Eine Schaltung, bei der die Kathode der zweiten Röhre durch Verwendung eines großen Kathodenwiderstandes die richtige Spannung erhält, ist in Abb. 450 dargestellt [805: Hagenuk-Empf. Nordmark 127W (1936/37) S. a. G. Struth, Funk 139, 149; ferner Funkschau 1953, 402; 806: W.A. Chambers, brit Pat 330956 (129).; 807: L.v. Kramolin, DRP 622693 (1929) u. Zus. 643767]. Die Feldspule des Lautsprechers wird zu,gleich zum Anheben der Kathode der zweiten Röhre und zur Siebung des Anodenstromes dieser Röhre ausgenutzt. Das Glied R, C dient zur Siebung des Anodenstromes der ersten Röhre. Eine Stabilisierung tritt dadurch auf, daß das Schirmgitter der ersten Röhre an die Kathode der zweiten Röhre geschaltet ist [805]. Anodenspannungsschwankungen der ersten Röhre werden deshalb durch eine Gegenregelung am Schirmgitter geschwächt.
VOLKERS [817: W.K. Volkers, Direct-coupled amplifier starvation circuits. Electronics, März 1951, 126 – 129 (Funktechnik 1951, 350), -, USA Pat. 2538487 (1946) u. 2538488 (1947) S.a. Elektronik 1955, 99 und Funktechnik 1955, 109] empfiehlt, nach Abb. 450a die Schirmgitterspannung der ersten Röhre ohne zusätzliche Siebmittel von dem normalen kapazitiv überbrückten Kathodenwiderstand der Endröhre abzunehmen.
Verwendet man für die erste Röhre bei hoher Betriebsspannung (350 V) einen sehr großen Anodenwiderstand (15 MΩ), so kommt man entsprechend der dadurch niedrigen wirksamen Anodenspannung (35 V) mit einer niedrigen Schirmgitterspannung (18 V) aus und erzielt bei "stromarmem"
[starved] Betrieb sogar eine höhere Verstärkung (Frequenzbereich aber nur bis 1000 Hz). Zur Vermeidung einer zusätzlichen Gleichstromgegenkopplung soll die Gittervorspannung der ersten Röhre entweder durch Anschluß der Kathode an einen Spannungsteiler oder durch den Anlaufstrom mit Gitterableitwiderstand erzeugt werden [817].
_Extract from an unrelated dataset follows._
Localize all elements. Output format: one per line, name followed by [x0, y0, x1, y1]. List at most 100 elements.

Bei der Ausführung eines Gleichstromverstärkers als Gegentaktverstärker fallen Betriebsspannungsschwankungen heraus [804: J.O. Nielsen, Methode zur Verbesserung der Nullpunktstabilität von mehrstufigen Gegentakt-Gleichstromverstärkern. C. Phys. 107 (1937) 192; 808: F. Kerkhof, Gegentaktschalt. d. Gleichspannungsverstärk. Z. Phys. 119 (1942) 43; 809: J. Schnitlmeister, Die Elektronenröhre als physikalisches Meßgerät, Wien 1942].
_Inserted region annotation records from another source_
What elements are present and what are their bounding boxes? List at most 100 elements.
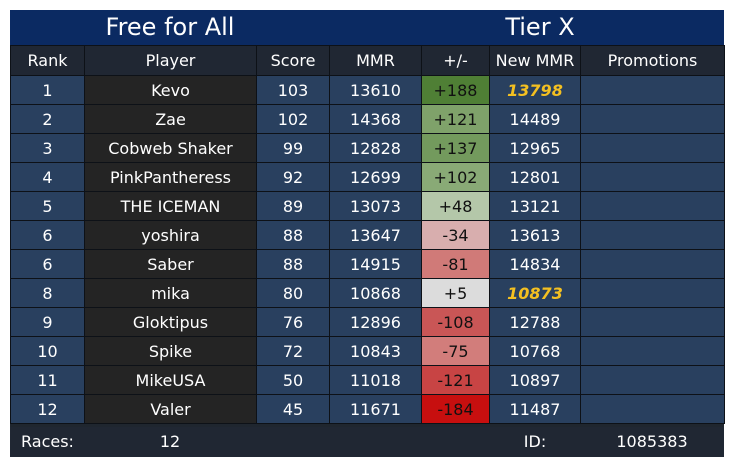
footer-bar: Races: 12 ID: 1085383	[10, 427, 724, 457]
mmr-cell: 12896	[329, 307, 422, 337]
score-cell: 76	[256, 307, 330, 337]
column-header-delta: +/-	[421, 45, 490, 76]
mmr-cell: 10843	[329, 336, 422, 366]
game-mode-title: Free for All	[105, 13, 235, 41]
races-label: Races:	[21, 432, 74, 451]
column-header-player: Player	[84, 45, 257, 76]
rank-cell: 8	[10, 278, 85, 308]
rank-cell: 12	[10, 394, 85, 424]
player-name-cell: Spike	[84, 336, 257, 366]
promotion-cell	[580, 365, 725, 395]
mmr-cell: 13647	[329, 220, 422, 250]
new-mmr-cell: 12965	[489, 133, 581, 163]
score-cell: 88	[256, 249, 330, 279]
column-header-new-mmr: New MMR	[489, 45, 581, 76]
column-header-score: Score	[256, 45, 330, 76]
rank-cell: 1	[10, 75, 85, 105]
score-cell: 92	[256, 162, 330, 192]
mmr-change-cell: -81	[421, 249, 490, 279]
table-row: 10 Spike 72 10843 -75 10768	[10, 336, 725, 366]
promotion-cell	[580, 249, 725, 279]
player-name-cell: Gloktipus	[84, 307, 257, 337]
id-value: 1085383	[616, 432, 688, 451]
promotion-cell	[580, 133, 725, 163]
score-cell: 72	[256, 336, 330, 366]
mmr-change-cell: +121	[421, 104, 490, 134]
score-cell: 102	[256, 104, 330, 134]
player-name-cell: Cobweb Shaker	[84, 133, 257, 163]
rank-cell: 2	[10, 104, 85, 134]
mmr-cell: 11018	[329, 365, 422, 395]
score-cell: 80	[256, 278, 330, 308]
promotion-cell	[580, 307, 725, 337]
races-value: 12	[159, 432, 181, 451]
mmr-change-cell: +137	[421, 133, 490, 163]
mmr-change-cell: -184	[421, 394, 490, 424]
mmr-cell: 10868	[329, 278, 422, 308]
player-name-cell: THE ICEMAN	[84, 191, 257, 221]
table-row: 8 mika 80 10868 +5 10873	[10, 278, 725, 308]
mmr-change-cell: -75	[421, 336, 490, 366]
rank-cell: 9	[10, 307, 85, 337]
new-mmr-cell: 12801	[489, 162, 581, 192]
mmr-change-cell: +48	[421, 191, 490, 221]
tier-title: Tier X	[505, 13, 575, 41]
table-row: 6 yoshira 88 13647 -34 13613	[10, 220, 725, 250]
id-label: ID:	[523, 432, 547, 451]
mmr-change-cell: -121	[421, 365, 490, 395]
new-mmr-cell: 13798	[489, 75, 581, 105]
mmr-change-cell: -108	[421, 307, 490, 337]
table-row: 3 Cobweb Shaker 99 12828 +137 12965	[10, 133, 725, 163]
mmr-change-cell: +102	[421, 162, 490, 192]
new-mmr-cell: 10897	[489, 365, 581, 395]
promotion-cell	[580, 191, 725, 221]
table-row: 12 Valer 45 11671 -184 11487	[10, 394, 725, 424]
mmr-cell: 11671	[329, 394, 422, 424]
table-row: 9 Gloktipus 76 12896 -108 12788	[10, 307, 725, 337]
table-row: 5 THE ICEMAN 89 13073 +48 13121	[10, 191, 725, 221]
mmr-cell: 13610	[329, 75, 422, 105]
rank-cell: 6	[10, 249, 85, 279]
results-rows: 1 Kevo 103 13610 +188 13798 2 Zae 102 14368 +121 14…	[10, 75, 725, 424]
mmr-cell: 14368	[329, 104, 422, 134]
promotion-cell	[580, 394, 725, 424]
player-name-cell: yoshira	[84, 220, 257, 250]
player-name-cell: Kevo	[84, 75, 257, 105]
new-mmr-cell: 10873	[489, 278, 581, 308]
score-cell: 45	[256, 394, 330, 424]
promotion-cell	[580, 336, 725, 366]
table-row: 11 MikeUSA 50 11018 -121 10897	[10, 365, 725, 395]
promotion-cell	[580, 104, 725, 134]
mmr-change-cell: +5	[421, 278, 490, 308]
mmr-cell: 14915	[329, 249, 422, 279]
rank-cell: 5	[10, 191, 85, 221]
score-cell: 103	[256, 75, 330, 105]
header-row: Rank Player Score MMR +/- New MMR Promot…	[10, 45, 725, 76]
table-row: 4 PinkPantheress 92 12699 +102 12801	[10, 162, 725, 192]
player-name-cell: PinkPantheress	[84, 162, 257, 192]
promotion-cell	[580, 278, 725, 308]
promotion-cell	[580, 75, 725, 105]
promotion-cell	[580, 220, 725, 250]
table-row: 2 Zae 102 14368 +121 14489	[10, 104, 725, 134]
rank-cell: 6	[10, 220, 85, 250]
mmr-cell: 12699	[329, 162, 422, 192]
new-mmr-cell: 10768	[489, 336, 581, 366]
player-name-cell: Zae	[84, 104, 257, 134]
table-row: 6 Saber 88 14915 -81 14834	[10, 249, 725, 279]
promotion-cell	[580, 162, 725, 192]
column-header-rank: Rank	[10, 45, 85, 76]
player-name-cell: mika	[84, 278, 257, 308]
column-header-mmr: MMR	[329, 45, 422, 76]
results-table: Rank Player Score MMR +/- New MMR Promot…	[10, 45, 725, 424]
mmr-change-cell: +188	[421, 75, 490, 105]
mmr-change-cell: -34	[421, 220, 490, 250]
rank-cell: 4	[10, 162, 85, 192]
table-row: 1 Kevo 103 13610 +188 13798	[10, 75, 725, 105]
new-mmr-cell: 13121	[489, 191, 581, 221]
rank-cell: 11	[10, 365, 85, 395]
score-cell: 89	[256, 191, 330, 221]
title-bar: Free for All Tier X	[10, 10, 724, 45]
player-name-cell: Saber	[84, 249, 257, 279]
new-mmr-cell: 11487	[489, 394, 581, 424]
Man kann eine zweistufige Gleichspannungsverstärkung in einer einzigen Röhre durch Verwendung des ersten Schirmgitters einer Hexode als erste Anode durchführen [817a: H. Boucke, Neuartige Schaltung einer Mehrgitterröhre zur Gleichstromverstärkung, FTM 1938, 321 – 325 und Funk 1939, 40 – 44.],
Bei einer Abart der direkten Kopplung nach PAULI wird der Kondensator der Widerstands-Kapazitäts-Kopplung durch eine Glimmlampe ersetzt [809, 810: H. Pauli (S&H) DRP 647816 (1930); 811: H. Peek, Neuer Gleich- und Wechselstromverstärker. Arch. El. 1932, 443. S.a. Bastelbr. 1932, 405 u. Funk-B. 1933, 645]. Man nutzt dabei ihre Eigenschaft aus, bei großem Gleichstromwiderstand nur einen geringen Wechselstromwiderstand zu besitzen. Dem Gitterableitwiderstand muß zum Ausgleich der durch den Glimmlampenstrom am Gitterableitwiderstand verursachten positiven Spannung eine entsprechend größere negative Gittervorspannung (z. B. 40 V statt 15 V) zugeführt werden.
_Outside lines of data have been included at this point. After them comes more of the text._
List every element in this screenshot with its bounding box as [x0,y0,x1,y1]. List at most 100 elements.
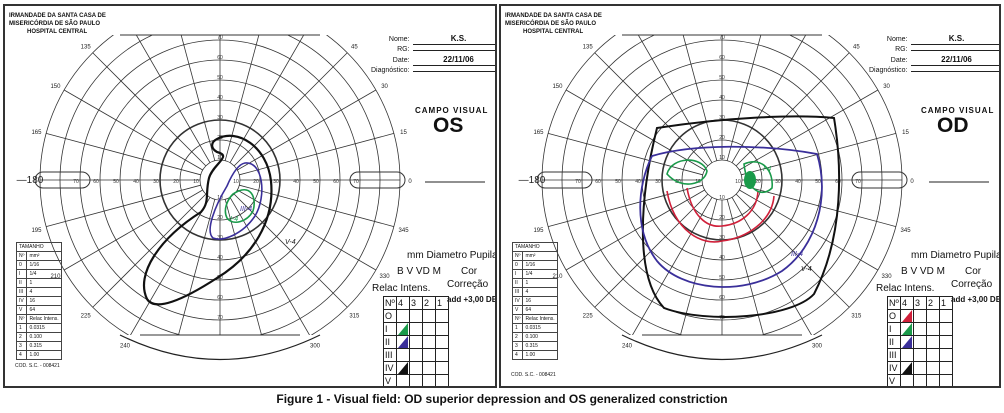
ring-label: 30 [217,115,223,121]
ring-label: 20 [173,179,179,185]
size-table-cell: III [511,287,524,297]
size-table-cell: 0 [15,260,28,270]
intensity-cell [422,361,436,375]
size-table-cell: IV [511,296,524,306]
angle-label: 0 [408,179,412,185]
ring-label: 40 [217,255,223,261]
ring-label: 60 [719,55,725,61]
ring-label: 40 [635,179,641,185]
ring-label: 60 [333,179,339,185]
intensity-cell [422,348,436,362]
size-table-cell: 1.00 [26,350,62,360]
intensity-header-cell: 1 [435,296,449,310]
grid-meridian [739,189,879,271]
grid-meridian [135,35,211,163]
campo-visual-title: CAMPO VISUAL [921,106,995,115]
angle-label: 45 [351,45,358,51]
angle-label: 330 [882,274,893,280]
eye-label: OD [937,114,969,137]
intensity-cell [435,374,449,386]
form-value [910,71,999,72]
grid-meridian [682,35,718,161]
size-table-cell: 64 [522,305,558,315]
relac-intens-label: Relac Intens. [876,283,935,294]
intensity-cell [435,322,449,336]
size-table-cell: 3 [511,341,524,351]
grid-meridian [565,89,705,171]
form-row: Date: 22/11/06 [371,55,495,66]
grid-meridian [548,133,703,176]
intensity-cell [939,348,953,362]
institution-line: IRMANDADE DA SANTA CASA DE [505,13,602,19]
isopter-label: V-4 [801,266,812,273]
grid-meridian [233,52,348,167]
institution-line: HOSPITAL CENTRAL [523,29,584,35]
form-row: RG: [869,45,999,55]
isopter-iii-4 [639,145,823,288]
intensity-mark [902,362,912,374]
intensity-cell [396,374,410,386]
grid-meridian [180,35,216,161]
ring-label: 70 [719,315,725,321]
intensity-table: Nº 4 3 2 1 O I II III IV V [887,296,953,386]
size-table-cell: 2 [511,332,524,342]
intensity-row-label: III [887,348,901,362]
form-label: RG: [895,46,908,53]
angle-label: 0 [910,179,914,185]
intensity-cell [409,322,423,336]
grid-meridian [632,197,713,335]
scale-capsule [536,171,593,189]
angle-label: 345 [399,228,410,234]
angle-label: 135 [583,45,594,51]
angle-label: 300 [310,344,321,350]
isopter-v-4 [641,115,841,318]
ring-label: 50 [313,179,319,185]
scale-capsule [34,171,91,189]
angle-label: 165 [31,130,42,136]
ring-label: 50 [719,275,725,281]
intensity-header-cell: 3 [913,296,927,310]
ring-label: 70 [217,315,223,321]
intensity-cell [913,309,927,323]
angle-label: 240 [622,344,633,350]
size-table-cell: Nº [511,251,524,261]
intensity-cell [900,322,914,336]
intensity-cell [926,348,940,362]
intensity-cell [435,348,449,362]
size-table-cell: I [15,269,28,279]
scale-capsule [851,171,908,189]
size-table-cell: IV [15,296,28,306]
campo-visual-title: CAMPO VISUAL [415,106,489,115]
intensity-cell [409,309,423,323]
intensity-cell [926,361,940,375]
size-table-cell: 1 [15,323,28,333]
size-table-cell: III [15,287,28,297]
ring-label: 10 [233,179,239,185]
intensity-row-label: IV [383,361,397,375]
intensity-cell [913,374,927,386]
pupil-diameter-label: mm Diametro Pupila [911,250,1001,261]
form-value: 22/11/06 [910,55,999,66]
intensity-cell [422,335,436,349]
ring-label: 40 [719,95,725,101]
size-table-cell: 0.315 [522,341,558,351]
intensity-cell [926,335,940,349]
intensity-cell [926,374,940,386]
angle-label: 15 [902,130,909,136]
grid-meridian [594,52,709,167]
grid-meridian [92,193,207,308]
form-value: 22/11/06 [412,55,495,66]
ring-label: 30 [719,235,725,241]
size-table: TAMANHO Nº mm² 0 1/16 I 1/4 II 1 III 4 IV 16 V 64 Nº Rel… [511,242,558,360]
pupil-diameter-label: mm Diametro Pupila [407,250,497,261]
size-table-cell: 0.100 [26,332,62,342]
ring-label: 40 [293,179,299,185]
grid-meridian [735,193,850,308]
angle-label: 15 [400,130,407,136]
size-table-cell: II [15,278,28,288]
institution-line: HOSPITAL CENTRAL [27,29,88,35]
form-label: Nome: [886,36,908,43]
institution-header: IRMANDADE DA SANTA CASA DE MISERICÓRDIA D… [505,12,602,36]
intensity-cell [900,374,914,386]
intensity-header-cell: Nº [383,296,397,310]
Um die bei der Gleichstromverstärkung z. B. für Meßzwecke auftretenden Schwierigkeiten zu vermeiden, ist auch vorgeschlagen worden, mit dem schwankenden Gleichstrom einen Wechselstrom zu modulieren (z. B. mit einer Diode [812a]), den modulierten Wechselstrom zu verstärken und dann gleichzurichten [808, 812 - 816].
Die von Loftin und White eingeführte "Stabilisierung" ist eine Regelkreisstruktur, wie es sich am Schaltbild 450 veranschaulichen läßt.
Eingezeichnet sind der Vorwärts-Weg und der Schleifen-Weg dieser Regelung. Im Rückführ-Teil des Schleifen-Weges ist ein Tiefpaß-Filter (1μF, 800kΩ, 1μF), so daß nur Gleichgrößen und tiefe Frequenzen gegengekoppelt werden, während sich im Vorwärts-Weg keine (expliziten) Tiefpaßfilter befinden. Der Vorwärts-Weg entspricht dem Signal-Weg für den Empfänger, wo keine Frequenzbeschneidung erwünscht ist. Der Tiefpaß in der Rückführung sorgt dafür, daß nur der Gleichanteil konstant gehalten wird (und ganz tiefe Frequenzen unterdrückt werden). Damit wird der Arbeitspunkt der Schaltung stabilisiert.
Allgemein gilt für die Übertragungsfunktion H(ω) einer solchen Regelkreisstruktur:
H(ω) = Hv(ω)/(1 + Hs(ω))
Hv(ω) : Übertragungsfunktion des Vorwärts-Weges
Hs(ω): Übertragungsfunktion des Schleifen-Weges
Die Störungen an der Kathode der Lautsprecherröhre werden gemäß dem Faktor 1/(1 + Hs(ω)) unterdrückt.